Personalised medicine continues to develop and drive change away from the ‘one size fits all’ delivery of care. The rate of development of healthcare innovation is increasing, as is the cost and the expectations of the public for improvements in NHS services.
Given these developments, and the genomics focus of the AHSN’s personalised medicine work programme, technologies with an ‘omics component were selected for analysis in this report. Each technology presents an opportunity for the AHSN Network to support innovation adoption and spread.
Earlier this year the Academic Health Science Network (AHSN) commissioned the PHG Foundation to produce a report that presents an evidence review of genomics and genomics-related technologies that will have an impact on the delivery of personalised medicine within two to three years or even sooner given the current pace of change arising from the COVID-19 pandemic.
The report builds on the 2018 publication ‘The Personalised Medicine Technology Landscape’ and underpins the AHSN Networks work in delivering a thematic programme on personalised medicine, established to support the implementation of novel diagnostic and treatment approaches that make use of genomics and other ‘omics technologies.
The report was launched today via a webinar, featuring a film that can be viewed here.

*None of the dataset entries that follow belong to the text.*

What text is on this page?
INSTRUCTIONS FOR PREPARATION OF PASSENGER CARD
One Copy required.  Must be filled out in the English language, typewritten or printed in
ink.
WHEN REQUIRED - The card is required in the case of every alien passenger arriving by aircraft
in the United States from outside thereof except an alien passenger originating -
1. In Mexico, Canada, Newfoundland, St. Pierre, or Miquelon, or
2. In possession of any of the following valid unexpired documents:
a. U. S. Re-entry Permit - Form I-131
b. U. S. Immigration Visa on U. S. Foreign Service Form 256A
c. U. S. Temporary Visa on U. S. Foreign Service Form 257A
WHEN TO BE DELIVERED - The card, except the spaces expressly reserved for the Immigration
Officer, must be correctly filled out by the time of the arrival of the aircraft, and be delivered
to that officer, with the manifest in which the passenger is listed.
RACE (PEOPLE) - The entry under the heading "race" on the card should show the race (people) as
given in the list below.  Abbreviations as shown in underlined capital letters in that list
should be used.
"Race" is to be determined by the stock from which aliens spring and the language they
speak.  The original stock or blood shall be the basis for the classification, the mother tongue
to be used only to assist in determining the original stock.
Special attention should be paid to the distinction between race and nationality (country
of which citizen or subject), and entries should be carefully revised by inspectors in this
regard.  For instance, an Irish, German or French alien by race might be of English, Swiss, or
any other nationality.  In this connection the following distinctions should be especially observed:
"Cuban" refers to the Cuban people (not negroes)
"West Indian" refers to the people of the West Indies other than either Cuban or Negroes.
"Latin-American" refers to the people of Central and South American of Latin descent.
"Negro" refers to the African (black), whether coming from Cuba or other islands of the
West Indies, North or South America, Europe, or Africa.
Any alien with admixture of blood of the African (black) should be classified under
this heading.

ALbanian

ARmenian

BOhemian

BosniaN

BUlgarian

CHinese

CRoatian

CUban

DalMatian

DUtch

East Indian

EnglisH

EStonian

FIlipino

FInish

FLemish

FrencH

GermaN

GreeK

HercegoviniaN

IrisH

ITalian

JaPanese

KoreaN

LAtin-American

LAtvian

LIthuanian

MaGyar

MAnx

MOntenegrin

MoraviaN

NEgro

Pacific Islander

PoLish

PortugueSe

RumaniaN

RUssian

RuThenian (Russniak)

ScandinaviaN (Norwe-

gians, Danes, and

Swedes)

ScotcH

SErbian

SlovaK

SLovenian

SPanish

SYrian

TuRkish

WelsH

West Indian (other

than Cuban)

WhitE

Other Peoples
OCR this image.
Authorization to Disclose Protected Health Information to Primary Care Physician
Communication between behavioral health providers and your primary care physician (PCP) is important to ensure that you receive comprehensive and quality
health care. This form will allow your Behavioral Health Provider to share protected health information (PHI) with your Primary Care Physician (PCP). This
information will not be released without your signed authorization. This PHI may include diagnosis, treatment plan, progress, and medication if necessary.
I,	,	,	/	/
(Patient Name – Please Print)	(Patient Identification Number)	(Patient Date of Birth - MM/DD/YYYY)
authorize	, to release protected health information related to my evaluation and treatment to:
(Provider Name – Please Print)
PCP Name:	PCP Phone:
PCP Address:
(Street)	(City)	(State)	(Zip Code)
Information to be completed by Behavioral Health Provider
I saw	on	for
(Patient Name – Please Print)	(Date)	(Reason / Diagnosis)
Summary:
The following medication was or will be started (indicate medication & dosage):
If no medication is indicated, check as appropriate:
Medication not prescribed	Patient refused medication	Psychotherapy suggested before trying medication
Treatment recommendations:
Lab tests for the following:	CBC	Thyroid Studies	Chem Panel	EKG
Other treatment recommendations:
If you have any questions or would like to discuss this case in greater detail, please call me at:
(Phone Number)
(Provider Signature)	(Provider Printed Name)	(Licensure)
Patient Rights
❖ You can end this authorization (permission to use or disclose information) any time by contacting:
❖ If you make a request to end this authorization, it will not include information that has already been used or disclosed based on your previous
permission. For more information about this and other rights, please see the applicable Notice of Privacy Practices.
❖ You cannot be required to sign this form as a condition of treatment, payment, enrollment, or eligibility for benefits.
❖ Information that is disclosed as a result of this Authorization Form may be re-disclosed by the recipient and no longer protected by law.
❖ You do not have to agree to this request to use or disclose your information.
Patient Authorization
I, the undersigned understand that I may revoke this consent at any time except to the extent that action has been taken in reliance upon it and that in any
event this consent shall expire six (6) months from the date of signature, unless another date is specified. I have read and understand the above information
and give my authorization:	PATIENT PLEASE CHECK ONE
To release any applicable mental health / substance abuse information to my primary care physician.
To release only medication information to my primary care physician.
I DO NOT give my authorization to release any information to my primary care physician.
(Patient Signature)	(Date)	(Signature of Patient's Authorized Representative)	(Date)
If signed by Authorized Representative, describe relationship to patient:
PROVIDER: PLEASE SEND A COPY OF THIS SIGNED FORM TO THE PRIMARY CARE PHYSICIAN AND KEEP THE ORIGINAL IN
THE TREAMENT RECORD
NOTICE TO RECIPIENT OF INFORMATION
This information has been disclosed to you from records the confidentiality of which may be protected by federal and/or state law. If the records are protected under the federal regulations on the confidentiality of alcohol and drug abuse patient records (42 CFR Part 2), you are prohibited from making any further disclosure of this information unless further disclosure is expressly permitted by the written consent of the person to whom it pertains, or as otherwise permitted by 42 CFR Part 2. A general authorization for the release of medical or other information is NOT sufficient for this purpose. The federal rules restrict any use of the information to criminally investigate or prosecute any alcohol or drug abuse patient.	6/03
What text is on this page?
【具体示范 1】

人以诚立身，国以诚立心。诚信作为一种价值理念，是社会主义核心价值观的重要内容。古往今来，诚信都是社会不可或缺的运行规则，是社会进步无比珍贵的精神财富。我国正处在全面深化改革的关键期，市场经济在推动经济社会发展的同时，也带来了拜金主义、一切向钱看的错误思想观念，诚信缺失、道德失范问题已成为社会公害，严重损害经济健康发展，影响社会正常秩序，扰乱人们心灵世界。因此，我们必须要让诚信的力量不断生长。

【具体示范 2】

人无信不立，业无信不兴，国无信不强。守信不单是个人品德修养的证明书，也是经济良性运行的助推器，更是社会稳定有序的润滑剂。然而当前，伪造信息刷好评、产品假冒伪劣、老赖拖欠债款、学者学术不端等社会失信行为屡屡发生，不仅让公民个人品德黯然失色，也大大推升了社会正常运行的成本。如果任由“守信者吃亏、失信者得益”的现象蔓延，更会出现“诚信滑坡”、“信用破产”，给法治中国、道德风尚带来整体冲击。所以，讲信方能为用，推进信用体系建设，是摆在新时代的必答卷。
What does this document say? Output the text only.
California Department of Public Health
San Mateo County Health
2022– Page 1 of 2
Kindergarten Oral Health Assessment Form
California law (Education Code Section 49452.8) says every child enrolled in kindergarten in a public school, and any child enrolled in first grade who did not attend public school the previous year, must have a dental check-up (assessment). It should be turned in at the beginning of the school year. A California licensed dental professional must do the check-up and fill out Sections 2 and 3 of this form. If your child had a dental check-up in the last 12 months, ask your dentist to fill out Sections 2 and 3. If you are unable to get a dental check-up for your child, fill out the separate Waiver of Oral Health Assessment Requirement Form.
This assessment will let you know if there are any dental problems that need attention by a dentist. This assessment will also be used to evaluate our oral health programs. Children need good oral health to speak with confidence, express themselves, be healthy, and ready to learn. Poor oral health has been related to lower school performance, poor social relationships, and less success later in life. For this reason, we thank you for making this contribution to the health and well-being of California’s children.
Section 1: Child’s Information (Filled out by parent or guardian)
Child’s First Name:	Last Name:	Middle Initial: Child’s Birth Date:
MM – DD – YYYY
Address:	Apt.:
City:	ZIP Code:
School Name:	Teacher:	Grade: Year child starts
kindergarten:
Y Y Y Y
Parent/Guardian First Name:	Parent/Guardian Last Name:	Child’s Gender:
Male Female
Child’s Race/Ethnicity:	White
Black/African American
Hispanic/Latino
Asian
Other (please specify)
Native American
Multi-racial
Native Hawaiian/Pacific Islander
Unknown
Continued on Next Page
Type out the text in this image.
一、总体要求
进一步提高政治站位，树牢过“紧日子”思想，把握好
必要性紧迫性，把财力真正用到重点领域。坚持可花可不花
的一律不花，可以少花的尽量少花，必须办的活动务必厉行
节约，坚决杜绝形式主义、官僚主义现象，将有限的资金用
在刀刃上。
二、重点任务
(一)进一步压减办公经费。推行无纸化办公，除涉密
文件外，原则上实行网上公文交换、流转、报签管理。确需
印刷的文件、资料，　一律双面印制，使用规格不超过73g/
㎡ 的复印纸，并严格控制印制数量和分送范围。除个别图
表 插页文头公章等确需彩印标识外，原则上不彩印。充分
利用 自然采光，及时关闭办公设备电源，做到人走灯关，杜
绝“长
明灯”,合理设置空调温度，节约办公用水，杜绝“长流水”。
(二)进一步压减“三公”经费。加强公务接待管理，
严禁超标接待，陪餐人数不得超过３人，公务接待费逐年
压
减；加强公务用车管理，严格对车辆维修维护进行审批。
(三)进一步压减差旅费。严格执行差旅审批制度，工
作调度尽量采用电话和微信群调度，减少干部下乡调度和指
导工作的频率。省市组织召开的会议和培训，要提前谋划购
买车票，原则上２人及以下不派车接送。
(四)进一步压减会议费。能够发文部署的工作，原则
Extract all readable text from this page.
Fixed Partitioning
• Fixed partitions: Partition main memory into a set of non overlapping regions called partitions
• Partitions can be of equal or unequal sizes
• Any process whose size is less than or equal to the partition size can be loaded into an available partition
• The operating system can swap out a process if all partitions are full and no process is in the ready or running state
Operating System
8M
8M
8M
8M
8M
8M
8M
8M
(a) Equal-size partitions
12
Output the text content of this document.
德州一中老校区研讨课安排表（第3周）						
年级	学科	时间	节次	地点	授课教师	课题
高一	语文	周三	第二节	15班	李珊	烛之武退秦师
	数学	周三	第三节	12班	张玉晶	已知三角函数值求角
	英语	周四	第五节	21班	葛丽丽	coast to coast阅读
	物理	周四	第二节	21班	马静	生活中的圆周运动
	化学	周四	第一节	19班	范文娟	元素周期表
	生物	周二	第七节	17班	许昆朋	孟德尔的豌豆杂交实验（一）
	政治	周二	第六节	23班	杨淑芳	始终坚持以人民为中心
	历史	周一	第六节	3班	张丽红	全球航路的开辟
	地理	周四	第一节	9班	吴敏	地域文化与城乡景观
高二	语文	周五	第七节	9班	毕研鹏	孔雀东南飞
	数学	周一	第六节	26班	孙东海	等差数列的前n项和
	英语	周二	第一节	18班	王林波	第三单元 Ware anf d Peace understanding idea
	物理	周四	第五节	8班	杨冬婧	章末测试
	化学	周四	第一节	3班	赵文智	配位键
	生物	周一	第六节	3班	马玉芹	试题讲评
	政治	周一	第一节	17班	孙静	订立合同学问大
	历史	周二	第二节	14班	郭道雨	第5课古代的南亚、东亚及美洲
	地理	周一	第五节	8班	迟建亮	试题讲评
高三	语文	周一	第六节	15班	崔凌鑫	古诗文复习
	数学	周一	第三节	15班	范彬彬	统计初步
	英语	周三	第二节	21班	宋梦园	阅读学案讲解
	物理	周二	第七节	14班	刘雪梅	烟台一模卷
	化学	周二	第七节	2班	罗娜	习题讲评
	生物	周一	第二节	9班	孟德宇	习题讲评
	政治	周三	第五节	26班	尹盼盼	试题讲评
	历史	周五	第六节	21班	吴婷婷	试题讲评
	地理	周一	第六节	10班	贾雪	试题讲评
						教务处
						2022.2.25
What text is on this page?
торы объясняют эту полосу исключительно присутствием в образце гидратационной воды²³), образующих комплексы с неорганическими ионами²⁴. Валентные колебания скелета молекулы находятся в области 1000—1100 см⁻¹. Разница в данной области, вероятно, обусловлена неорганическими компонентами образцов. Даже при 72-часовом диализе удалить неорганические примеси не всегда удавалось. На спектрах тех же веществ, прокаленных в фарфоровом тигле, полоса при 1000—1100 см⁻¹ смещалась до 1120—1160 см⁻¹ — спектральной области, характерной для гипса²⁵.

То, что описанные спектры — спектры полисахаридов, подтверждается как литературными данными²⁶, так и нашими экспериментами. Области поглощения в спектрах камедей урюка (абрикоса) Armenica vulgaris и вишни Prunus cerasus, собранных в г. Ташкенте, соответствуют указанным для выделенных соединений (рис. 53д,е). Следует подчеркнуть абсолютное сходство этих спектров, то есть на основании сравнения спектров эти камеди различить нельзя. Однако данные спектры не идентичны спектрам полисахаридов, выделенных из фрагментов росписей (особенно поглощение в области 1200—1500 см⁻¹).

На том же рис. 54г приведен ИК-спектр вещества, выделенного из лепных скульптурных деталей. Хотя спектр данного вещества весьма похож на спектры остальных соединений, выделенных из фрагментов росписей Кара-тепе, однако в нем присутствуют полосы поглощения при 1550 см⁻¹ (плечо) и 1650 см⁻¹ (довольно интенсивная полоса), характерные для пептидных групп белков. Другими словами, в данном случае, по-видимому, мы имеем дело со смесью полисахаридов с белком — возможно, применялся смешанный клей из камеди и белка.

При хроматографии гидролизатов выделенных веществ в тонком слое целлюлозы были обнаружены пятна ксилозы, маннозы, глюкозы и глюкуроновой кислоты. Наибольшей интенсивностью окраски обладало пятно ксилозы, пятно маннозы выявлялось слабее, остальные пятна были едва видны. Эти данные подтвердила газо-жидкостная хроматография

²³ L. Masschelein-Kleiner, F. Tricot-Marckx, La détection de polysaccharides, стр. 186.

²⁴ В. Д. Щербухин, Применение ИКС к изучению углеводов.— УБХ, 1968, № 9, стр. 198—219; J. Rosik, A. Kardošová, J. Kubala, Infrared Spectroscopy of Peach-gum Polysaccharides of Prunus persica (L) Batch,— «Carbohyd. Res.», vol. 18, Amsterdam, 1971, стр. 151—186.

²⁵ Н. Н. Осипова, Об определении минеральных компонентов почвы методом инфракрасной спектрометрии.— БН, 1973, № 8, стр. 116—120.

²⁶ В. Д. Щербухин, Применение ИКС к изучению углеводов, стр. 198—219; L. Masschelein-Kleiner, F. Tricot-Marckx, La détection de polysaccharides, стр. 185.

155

Tony Davis, WMAHSN Director of Innovation & Economic Growth commissioned the report, wrote the forward, worked on delivering the report, video and webinar and will be responsible for chairing the work group formed for taking the recommendations forward.
In the report's foreword, Tony Davis explains, "By using genomics to understand the most effective mode of care for the individual, we can improve the impact of treatment. Genomics is a step change in personalised medicine, but it should be understood that it is not personalised medicine per se. It should be viewed as part of an innovative personalised medicine toolkit alongside other diagnostics that has now expanded to include a wider family of genomics-related and other ‘omics technologies, such as proteomics, transcriptomics and pharmacogenomics."